Almost over that graduation high jump -- just one more math class

By Rebekah Bradway

November 14, 2007 | As it is now the time of graduation packets and getting advising inoffices I've never even seen before, I'm finally making the decisions on how to fill in those last numbers in my Sudoku of academic credits. Which Depth Humanities class should I take? Which final upper-division classes will be best for me to finish my degree?

And which Quantitative Intensive course will help me the most in learning more for my journalistic goals?

Wait, say what? Isn't the last number in Sudoku the easiest one of all to fill in? Usually I just take the other information I've learned and plug it in as easy as 1, 2, 3 … or any number up to 9 I suppose.

Then why is it that to finish my collegiate experience, I need to take Quantitative Methods in Geology, or Soils and Plant Nutrient Bioavailability? I don't know if the university caught this, but I'm a journalism major. You know, the kind of person who writes for the newspaper and gives updates on world, national or local news. Not the type of person to go to for really anything regarding difficult math or biology, unless of course, the information is clear and worthy enough to be on the news or in the paper.

Granted, journalists should be well-rounded in order to be able to cover a variety of stories, but I'm not quite sure how the Linear Algebra and Differential Equations class will help fill out my university knowledge in a journalist-friendly sort of way. Perhaps, one day, I will have to write a story using the word "equation," maybe even in a headline. And then I could say the class was worth it for my career. Definitely.

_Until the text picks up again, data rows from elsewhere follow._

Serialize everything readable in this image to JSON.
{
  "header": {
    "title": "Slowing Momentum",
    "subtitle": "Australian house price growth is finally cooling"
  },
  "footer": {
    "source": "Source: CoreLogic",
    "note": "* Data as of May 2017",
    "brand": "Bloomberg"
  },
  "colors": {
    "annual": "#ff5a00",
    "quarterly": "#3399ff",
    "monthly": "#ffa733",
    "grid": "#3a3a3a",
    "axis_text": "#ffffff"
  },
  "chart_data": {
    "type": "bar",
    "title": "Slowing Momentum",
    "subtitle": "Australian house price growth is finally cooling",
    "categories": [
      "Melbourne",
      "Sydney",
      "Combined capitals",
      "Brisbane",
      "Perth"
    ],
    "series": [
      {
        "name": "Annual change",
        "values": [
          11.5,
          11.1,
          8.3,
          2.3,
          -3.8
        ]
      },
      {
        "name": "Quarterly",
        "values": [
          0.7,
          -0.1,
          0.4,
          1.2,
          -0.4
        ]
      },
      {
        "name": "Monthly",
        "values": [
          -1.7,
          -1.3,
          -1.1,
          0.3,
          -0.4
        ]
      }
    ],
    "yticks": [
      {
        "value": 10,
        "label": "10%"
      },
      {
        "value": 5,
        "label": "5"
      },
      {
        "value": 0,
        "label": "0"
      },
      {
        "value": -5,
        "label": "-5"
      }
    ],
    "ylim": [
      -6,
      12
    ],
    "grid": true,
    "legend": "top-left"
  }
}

Because, for goodness sake, learning those numerals in math is much more important than taking a class on something like politics, which is not required for journalism students save for the Breadth course of U.S. Institutions, if that can even be called a politics class. And of course, Institutions is required for every major, but those planning on being in the business of writing or talking about politics for the public don't need to know a thing about more about it to graduate.

Even more important than politics courses for my major, of course, are actual journalism courses. But wait, students in the major are only allowed to take 36 JCOM credits, 36 out of 120 required to graduate -- a total of about 12 courses in the major and around 28 outside of it, including general education, minor and elective classes.

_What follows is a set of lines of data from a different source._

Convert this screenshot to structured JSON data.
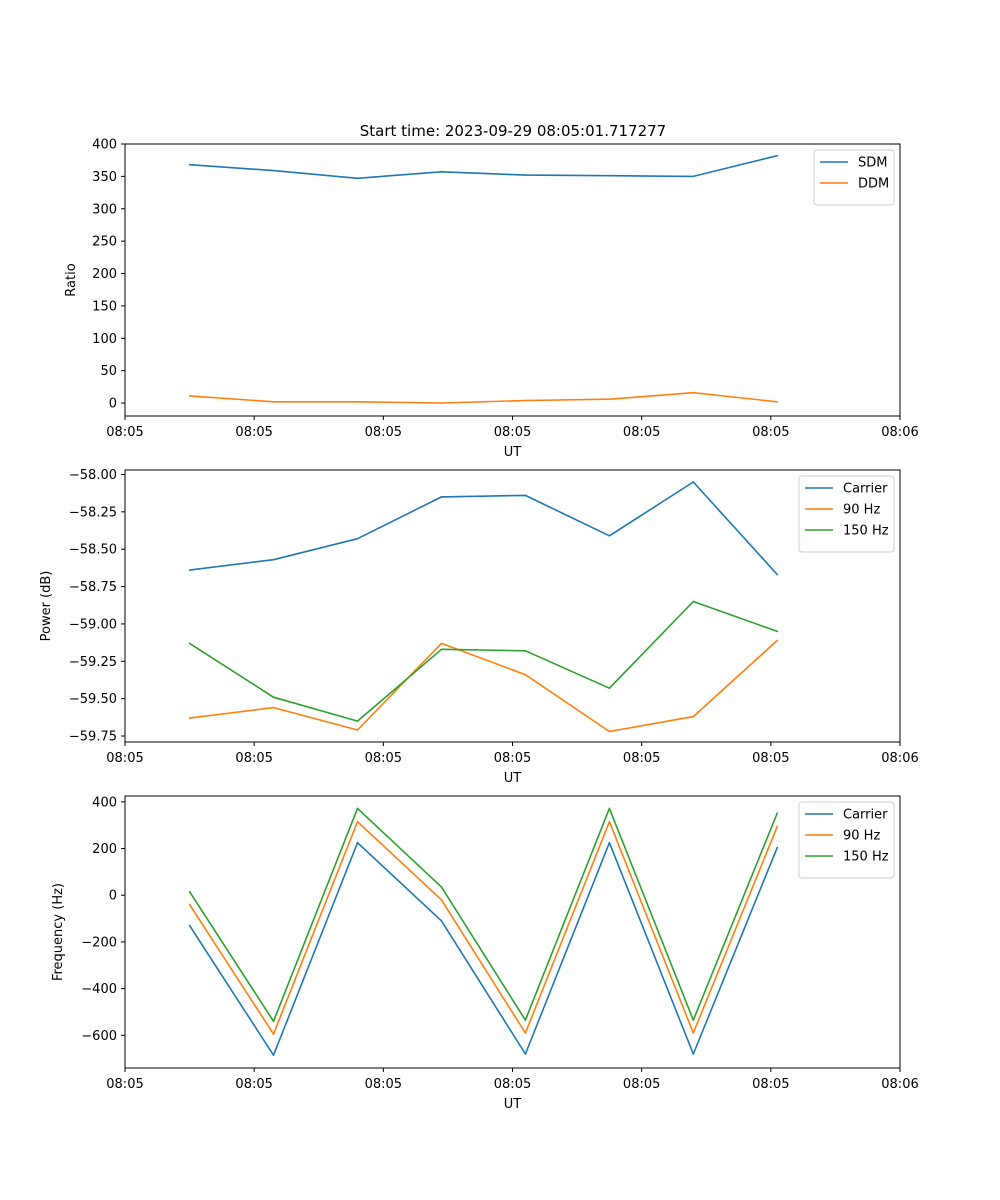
{
  "figure": {
    "title": "Start time: 2023-09-29 08:05:01.717277",
    "background": "#ffffff"
  },
  "colors": {
    "blue": "#1f77b4",
    "orange": "#ff7f0e",
    "green": "#2ca02c",
    "axis": "#000000",
    "legend_border": "#cccccc"
  },
  "chart_data": [
    {
      "type": "line",
      "xlabel": "UT",
      "ylabel": "Ratio",
      "x_tick_labels": [
        "08:05",
        "08:05",
        "08:05",
        "08:05",
        "08:05",
        "08:05",
        "08:06"
      ],
      "y_ticks": [
        0,
        50,
        100,
        150,
        200,
        250,
        300,
        350,
        400
      ],
      "y_tick_labels": [
        "0",
        "50",
        "100",
        "150",
        "200",
        "250",
        "300",
        "350",
        "400"
      ],
      "xlim": [
        0,
        6
      ],
      "ylim": [
        -20,
        400
      ],
      "x": [
        0.5,
        1.15,
        1.8,
        2.45,
        3.1,
        3.75,
        4.4,
        5.05
      ],
      "legend_position": "upper right",
      "series": [
        {
          "name": "SDM",
          "color": "#1f77b4",
          "values": [
            368,
            359,
            347,
            357,
            352,
            351,
            350,
            382
          ]
        },
        {
          "name": "DDM",
          "color": "#ff7f0e",
          "values": [
            11,
            2,
            2,
            0,
            4,
            6,
            16,
            2
          ]
        }
      ]
    },
    {
      "type": "line",
      "xlabel": "UT",
      "ylabel": "Power (dB)",
      "x_tick_labels": [
        "08:05",
        "08:05",
        "08:05",
        "08:05",
        "08:05",
        "08:05",
        "08:06"
      ],
      "y_ticks": [
        -58.0,
        -58.25,
        -58.5,
        -58.75,
        -59.0,
        -59.25,
        -59.5,
        -59.75
      ],
      "y_tick_labels": [
        "−58.00",
        "−58.25",
        "−58.50",
        "−58.75",
        "−59.00",
        "−59.25",
        "−59.50",
        "−59.75"
      ],
      "xlim": [
        0,
        6
      ],
      "ylim": [
        -59.79,
        -57.97
      ],
      "x": [
        0.5,
        1.15,
        1.8,
        2.45,
        3.1,
        3.75,
        4.4,
        5.05
      ],
      "legend_position": "upper right",
      "series": [
        {
          "name": "Carrier",
          "color": "#1f77b4",
          "values": [
            -58.64,
            -58.57,
            -58.43,
            -58.15,
            -58.14,
            -58.41,
            -58.05,
            -58.67
          ]
        },
        {
          "name": "90 Hz",
          "color": "#ff7f0e",
          "values": [
            -59.63,
            -59.56,
            -59.71,
            -59.13,
            -59.34,
            -59.72,
            -59.62,
            -59.11
          ]
        },
        {
          "name": "150 Hz",
          "color": "#2ca02c",
          "values": [
            -59.13,
            -59.49,
            -59.65,
            -59.17,
            -59.18,
            -59.43,
            -58.85,
            -59.05
          ]
        }
      ]
    },
    {
      "type": "line",
      "xlabel": "UT",
      "ylabel": "Frequency (Hz)",
      "x_tick_labels": [
        "08:05",
        "08:05",
        "08:05",
        "08:05",
        "08:05",
        "08:05",
        "08:06"
      ],
      "y_ticks": [
        400,
        200,
        0,
        -200,
        -400,
        -600
      ],
      "y_tick_labels": [
        "400",
        "200",
        "0",
        "−200",
        "−400",
        "−600"
      ],
      "xlim": [
        0,
        6
      ],
      "ylim": [
        -740,
        425
      ],
      "x": [
        0.5,
        1.15,
        1.8,
        2.45,
        3.1,
        3.75,
        4.4,
        5.05
      ],
      "legend_position": "upper right",
      "series": [
        {
          "name": "Carrier",
          "color": "#1f77b4",
          "values": [
            -130,
            -685,
            225,
            -110,
            -680,
            225,
            -680,
            205
          ]
        },
        {
          "name": "90 Hz",
          "color": "#ff7f0e",
          "values": [
            -40,
            -595,
            315,
            -20,
            -590,
            315,
            -590,
            295
          ]
        },
        {
          "name": "150 Hz",
          "color": "#2ca02c",
          "values": [
            15,
            -540,
            372,
            35,
            -535,
            372,
            -535,
            352
          ]
        }
      ]
    }
  ]
}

But I thought college was about specialization? I was under the impression I came to Utah State to excel in journalism, learning about other subjects too, but focusing on how to collect information best and write news stories accurately. I believed I would take more classes on learning how the media work and how different audiences react to it.

Instead, as I'm preparing for my final semester at USU, I've been told not to take any more courses in my chosen major, to take anything else.

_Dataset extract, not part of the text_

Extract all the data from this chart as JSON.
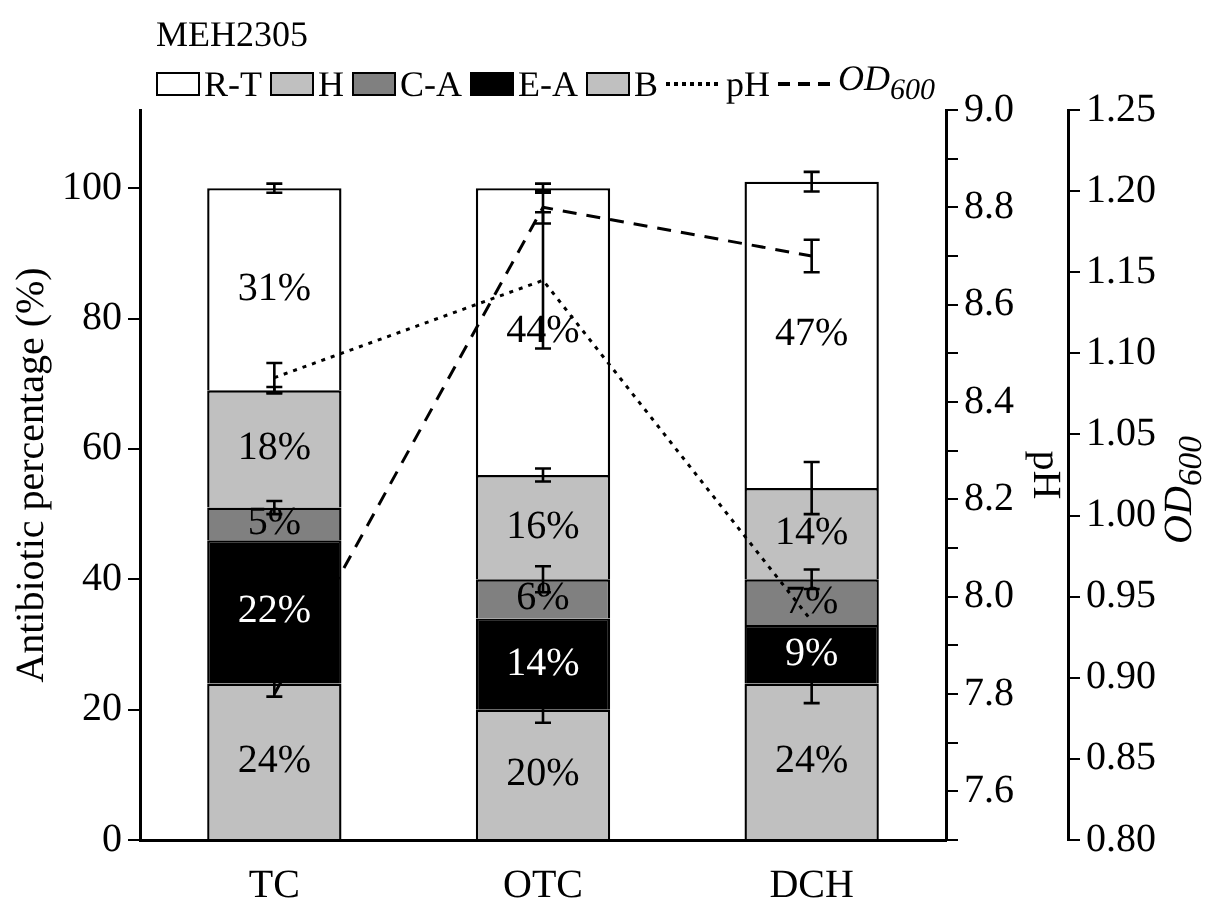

So I searched through my options of classes. Depth Humanities is not a huge deal, I thought, because at least I could tell what the course names meant. The QI courses, on the other hand, looked impossible to my mind made of words, apostrophes and capitalization.

"Please let me find an easy-looking one, one without biological terms or numbers," I thought as a reread the 74 courses, the options being pretty much summed up into the class PHYS 3030: The Universe.

And then there it was. My happy ending: "Or one of the following exams: … AP Statistics: Score of 3 or higher."

My chest emptied out all the long-held air it had been encasing inside me. I was free.

How did I manage to pull that off? I had no idea when I took that class -- just to have an AP one that quarter in school to keep my pattern -- that it would complete my college-without-math experience, getting me out of a punishment I almost faced in coming to the university in the first place.

And while I now still have no idea what classes to take next semester, I know at least 74 I won't be taking.

I doubt any other journalism student will ever be so lucky.